Una recente indagine [87] sulle prestazioni di alcune tecniche per il riconoscimento generico su quattro diversi database di dimensioni moderate ha condotto alle seguenti conclusioni:
Tutte le tecniche basate sulla forma della testa hanno bisogno di due o più immagini dello stesso soggetto riprese da differenti punti di vista, al fine di produrre modelli 3-D o 2½-D della testa. Il sistema proposto in [32], ad esempio, richiede in ingresso una vista frontale ed una di profilo. Dopo aver segmentato la testa nella vista frontale, i particolari degli occhi vengono estratti mediante template matching, ossia confronto con modelli campione, ovviamente dopo localizzazione della regione pupillare basata sulla conoscenza a priori della struttura della testa. Un approccio analogo viene usato nel caso della vista laterale, dove si estrae in primo luogo la curva del profilo e quindi si stima la posizione del naso e della punta del mento sfruttando principalmente i vincoli di tangenza tra i contorni. Dopo opportuna normalizzazione, i punti caratteristici di entrambe le immagini portano a identificare cinque regioni: i due occhi, il naso, la bocca e il profilo. Su questi punti caratteristici viene applicato il processo di confronto, costituito da una procedura di correlazione opportunamente corretta contro gli effetti generali dell'illuminazione. Le varie regioni vengono pesate in maniera differente a seconda dell'affidabilità della loro localizzazione e del loro contenuto informativo, portando così ad una valutazione quantitativa dei risultati del confronto. È importante notare come in questo lavoro il processo di confronto venga applicato solo ad una regione limitata del profilo, contrariamente a quanto proposto in [84] dove viene invece usata l'intera geometria dei punti caratteristici estratti.
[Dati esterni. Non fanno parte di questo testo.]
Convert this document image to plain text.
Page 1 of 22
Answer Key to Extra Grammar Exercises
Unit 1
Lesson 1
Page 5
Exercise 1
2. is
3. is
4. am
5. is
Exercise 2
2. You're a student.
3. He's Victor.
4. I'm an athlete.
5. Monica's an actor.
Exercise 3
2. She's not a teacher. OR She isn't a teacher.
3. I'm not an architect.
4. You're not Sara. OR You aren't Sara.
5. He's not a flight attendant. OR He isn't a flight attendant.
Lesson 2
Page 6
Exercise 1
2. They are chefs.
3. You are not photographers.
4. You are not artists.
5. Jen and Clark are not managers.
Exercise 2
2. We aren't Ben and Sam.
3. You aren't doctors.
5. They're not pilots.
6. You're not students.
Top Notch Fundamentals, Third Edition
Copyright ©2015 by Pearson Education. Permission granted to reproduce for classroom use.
Il metodo appena descritto sfrutta pesantemente le informazioni geometriche ricavate dalle immagini frontali e di profilo; tuttavia, esso non opera ancora su un modello esplicito della testa. Viceversa, in [3] viene proposto un algoritmo modulare per l'estrazione di forme da viste multiple con illuminazione variabile, mediante il quale con un processo iterativo si riesce a pervenire alla stima di un modello 2½-D della testa costituito da una mappa di profondità e da una corrispondente mappa di struttura; da tali mappe è poi possibile sintetizzare senza alcuna limitazione ogni altra vista della testa. Il modulo di stima della probabilità, che è uno dei sottoprocessi nell'algoritmo di stima del modello, è in grado di calcolare la probabilità di un insieme specifico di parametri di forma e di struttura, e può dunque essere utilizzato anche come modulo di riconoscimento. Ad ogni modo, la pubblicazione si dilunga prevalentemente sulla stima del modello della testa senza tuttavia fornire alcun risultato sugli esperimenti di riconoscimento.
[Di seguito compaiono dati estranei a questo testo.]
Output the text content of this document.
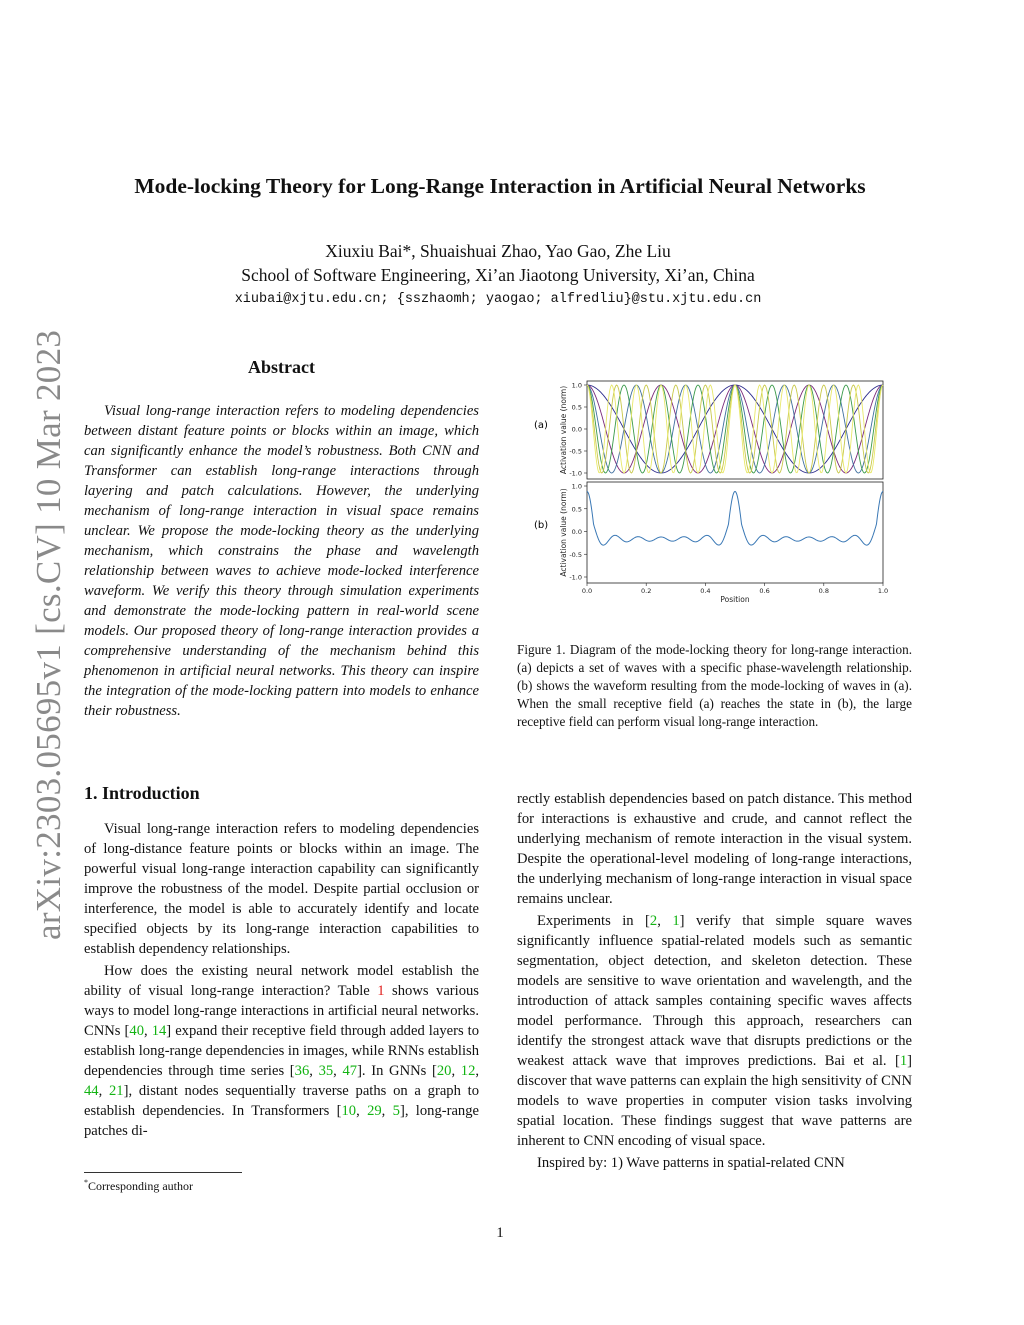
Mode-locking Theory for Long-Range Interaction in Artificial Neural Networks
Xiuxiu Bai*, Shuaishuai Zhao, Yao Gao, Zhe Liu
School of Software Engineering, Xi’an Jiaotong University, Xi’an, China
xiubai@xjtu.edu.cn; {sszhaomh; yaogao; alfredliu}@stu.xjtu.edu.cn
arXiv:2303.05695v1 [cs.CV] 10 Mar 2023	Abstract

Visual long-range interaction refers to modeling dependencies between distant feature points or blocks within an image, which can significantly enhance the model’s robustness. Both CNN and Transformer can establish long-range interactions through layering and patch calculations. However, the underlying mechanism of long-range interaction in visual space remains unclear. We propose the mode-locking theory as the underlying mechanism, which constrains the phase and wavelength relationship between waves to achieve mode-locked interference waveform. We verify this theory through simulation experiments and demonstrate the mode-locking pattern in real-world scene models. Our proposed theory of long-range interaction provides a comprehensive understanding of the mechanism behind this phenomenon in artificial neural networks. This theory can inspire the integration of the mode-locking pattern into models to enhance their robustness.

1. Introduction

Visual long-range interaction refers to modeling dependencies of long-distance feature points or blocks within an image. The powerful visual long-range interaction capability can significantly improve the robustness of the model. Despite partial occlusion or interference, the model is able to accurately identify and locate specified objects by its long-range interaction capabilities to establish dependency relationships.

How does the existing neural network model establish the ability of visual long-range interaction? Table 1 shows various ways to model long-range interactions in artificial neural networks. CNNs [40, 14] expand their receptive field through added layers to establish long-range dependencies in images, while RNNs establish dependencies through time series [36, 35, 47]. In GNNs [20, 12, 44, 21], distant nodes sequentially traverse paths on a graph to establish dependencies. In Transformers [10, 29, 5], long-range patches di-

*Corresponding author
(a)
(b)
1.0
0.5
0.0
-0.5
-1.0
Activation value (norm)
1.0
0.5
0.0
-0.5
-1.0
Activation value (norm)
0.0	0.2	0.4	0.6	0.8	1.0
Position
Figure 1. Diagram of the mode-locking theory for long-range interaction. (a) depicts a set of waves with a specific phase-wavelength relationship. (b) shows the waveform resulting from the mode-locking of waves in (a). When the small receptive field (a) reaches the state in (b), the large receptive field can perform visual long-range interaction.

rectly establish dependencies based on patch distance. This method for interactions is exhaustive and crude, and cannot reflect the underlying mechanism of remote interaction in the visual system. Despite the operational-level modeling of long-range interactions, the underlying mechanism of long-range interaction in visual space remains unclear.

Experiments in [2, 1] verify that simple square waves significantly influence spatial-related models such as semantic segmentation, object detection, and skeleton detection. These models are sensitive to wave orientation and wavelength, and the introduction of attack samples containing specific waves affects model performance. Through this approach, researchers can identify the strongest attack wave that disrupts predictions or the weakest attack wave that improves predictions. Bai et al. [1] discover that wave patterns can explain the high sensitivity of CNN models to wave properties in computer vision tasks involving spatial location. These findings suggest that wave patterns are inherent to CNN encoding of visual space.

Inspired by: 1) Wave patterns in spatial-related CNN

1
Una tecnica simile viene proposta in [26], ma viene però utilizzato un algoritmo diverso per l'estrazione di forme da viste multiple. A partire da una sequenza di immagini della testa, vengono combinati due algoritmi per l'estrazione di forme dai contorni e dalla distribuzione locale di luminanza, e viene poi ricostruito un modello della testa rappresentato mediante un set di mappe di profondità. Il riconoscimento vero e proprio ha luogo regolando, con un procedimento iterativo, l'orientamento di una particolare mappa di profondità assieme alla corrispondente mappa di struttura, finché viene ottenuta una vista che, nell'ambito di un semplice processo di template matching, costituisce il miglior adattamento all'immagine da riconoscere. In alternativa, le mappe di profondità e di struttura possono essere applicate al modulo di probabilità descritto in [3] per generare un valore di probabilità da assegnare al modello di volto.
Allo scopo di determinare stime ancora più accurate del modello della testa, in [62] vengono usati dati registrati mediante uno scanner rotativo Cyberware che portano alla sintesi di un modello "medio" della testa rappresentato da dati di profondità e di struttura. Sotto l'ipotesi che la direzione di vista dell'immagine registrata sia nota, il modello può essere utilizzato per calcolare nuove viste della stessa testa. La pubblicazione dimostra anche come la sovrapposizione reciproca di regioni visibili della testa non pregiudichi l'accuratezza del riconoscimento neanche in presenza di cambiamenti notevoli del punto di vista.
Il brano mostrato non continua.